LA VELETA
El experimento de Cataluña
CATALUÑA es, de hecho, un estado dentro del Estado. Todavía falta por eliminar complejos. Me lo decía un ministro mexicano, buen conocedor de España, cuando me relató una anécdota del aeropuerto del Distrito Federal: un grupo de empresarios catalanes, al rellenar el formulario de inmigración para entrar en el país, escribieron: «país de origen: Cataluña». El funcionario mexicano les pidió el pasaporte al no entender la respuesta. Cuando vio el documento oficial español les espetó: «¿Y esto?». «Es que Cataluña es una nación que todavía está dentro de España», contestó el portavoz del grupo. «Pues, déjense de pendajadas -les aconsejó el funcionario- y pónganlo muy clarito para que no haya problemas». Es ya tiempo de que las viejas reyertas territoriales establecidas en el siglo XIX dejen paso a una estructuración del estado que configure una España sin complejos en la que los nacionalistas no tengan necesidad de demostrarlo cada día, sólo porque la vieja España centralista ya no tiene sitio. El experimento catalán de un gobierno de izquierdas catalanista puede ser la primera piedra de una configuración de las relaciones entre el centro y la periferia que se acomoden a la realidad del siglo XXI: una Unión Europea que en su crecimiento ha descolocado los viejos conceptos de soberanía política y las estructuraciones de las viejas sociedades del estado-nación.

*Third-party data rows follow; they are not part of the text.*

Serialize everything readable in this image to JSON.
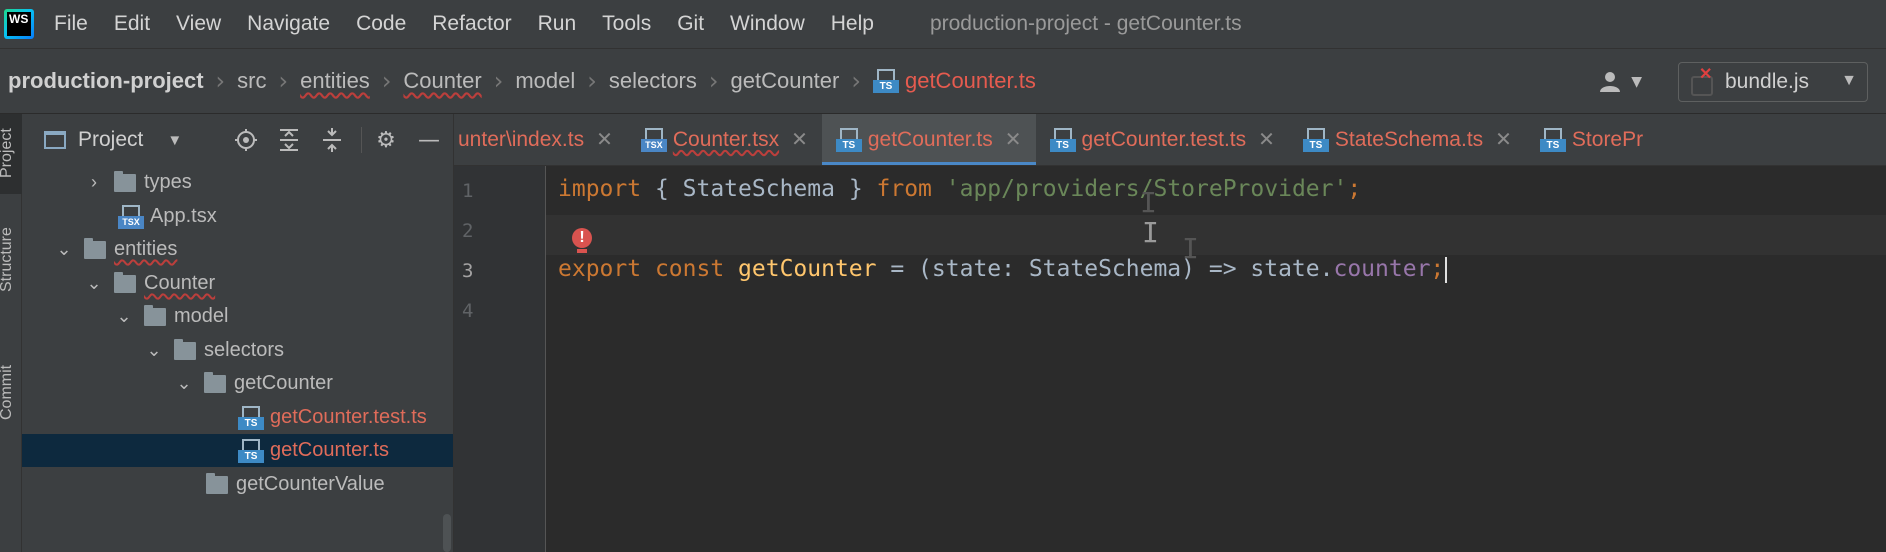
{
  "menubar": {
    "logo_text": "WS",
    "items": [
      "File",
      "Edit",
      "View",
      "Navigate",
      "Code",
      "Refactor",
      "Run",
      "Tools",
      "Git",
      "Window",
      "Help"
    ],
    "window_title": "production-project - getCounter.ts"
  },
  "breadcrumb": {
    "items": [
      "production-project",
      "src",
      "entities",
      "Counter",
      "model",
      "selectors",
      "getCounter",
      "getCounter.ts"
    ],
    "file_icon": "ts-file-icon"
  },
  "toolbar": {
    "user_icon": "user-icon",
    "run_config": "bundle.js"
  },
  "tool_stripe": {
    "items": [
      "Project",
      "Structure",
      "Commit"
    ]
  },
  "project_panel": {
    "title": "Project",
    "tools": [
      "locate-icon",
      "expand-all-icon",
      "collapse-all-icon",
      "gear-icon",
      "minimize-icon"
    ],
    "tree": [
      {
        "label": "types",
        "kind": "folder",
        "arrow": "›"
      },
      {
        "label": "App.tsx",
        "kind": "tsx",
        "arrow": ""
      },
      {
        "label": "entities",
        "kind": "folder",
        "arrow": "⌄"
      },
      {
        "label": "Counter",
        "kind": "folder",
        "arrow": "⌄"
      },
      {
        "label": "model",
        "kind": "folder",
        "arrow": "⌄"
      },
      {
        "label": "selectors",
        "kind": "folder",
        "arrow": "⌄"
      },
      {
        "label": "getCounter",
        "kind": "folder",
        "arrow": "⌄"
      },
      {
        "label": "getCounter.test.ts",
        "kind": "ts",
        "arrow": ""
      },
      {
        "label": "getCounter.ts",
        "kind": "ts",
        "arrow": ""
      },
      {
        "label": "getCounterValue",
        "kind": "folder",
        "arrow": ""
      }
    ]
  },
  "tabs": [
    {
      "label": "unter\\index.ts",
      "icon": ""
    },
    {
      "label": "Counter.tsx",
      "icon": "TSX"
    },
    {
      "label": "getCounter.ts",
      "icon": "TS"
    },
    {
      "label": "getCounter.test.ts",
      "icon": "TS"
    },
    {
      "label": "StateSchema.ts",
      "icon": "TS"
    },
    {
      "label": "StorePr",
      "icon": "TS"
    }
  ],
  "editor": {
    "line_numbers": [
      "1",
      "2",
      "3",
      "4"
    ],
    "line1": {
      "kw_import": "import",
      "brace_open": " { ",
      "ident": "StateSchema",
      "brace_close": " } ",
      "kw_from": "from",
      "space": " ",
      "path": "'app/providers/StoreProvider'",
      "semi": ";"
    },
    "line3": {
      "kw_export": "export",
      "kw_const": " const ",
      "fn_name": "getCounter",
      "rest1": " = (state: StateSchema) => state.",
      "prop": "counter",
      "semi": ";"
    },
    "intention_icon": "error-bulb-icon",
    "intention_glyph": "!"
  }
}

Es fundamental que para el bien de todos, y sobre todo del experimento catalán, que nadie caiga en la trampa de azuzar viejos sentimientos nacionalistas españoles de concepciones que ya no tienen sitio en nuestra historia. La primera reacción del Partido Popular, y en particular de Mariano Rajoy, es esperanzadora en ese sentido. No ha dado palmas de satisfacción pero su crítica política al pacto catalán entra dentro de los parámetros de una política de responsabilidad. Ahora queda esperar a ver el desarrollo de los cien primeros días de gobierno de Pascual Maragall para comprobar si el pacto no ha dañado su autonomía política. Si Maragall conserva en su gobierno la personalidad de un partido de tradición solidaria con el resto de España, el experimento estará salvado.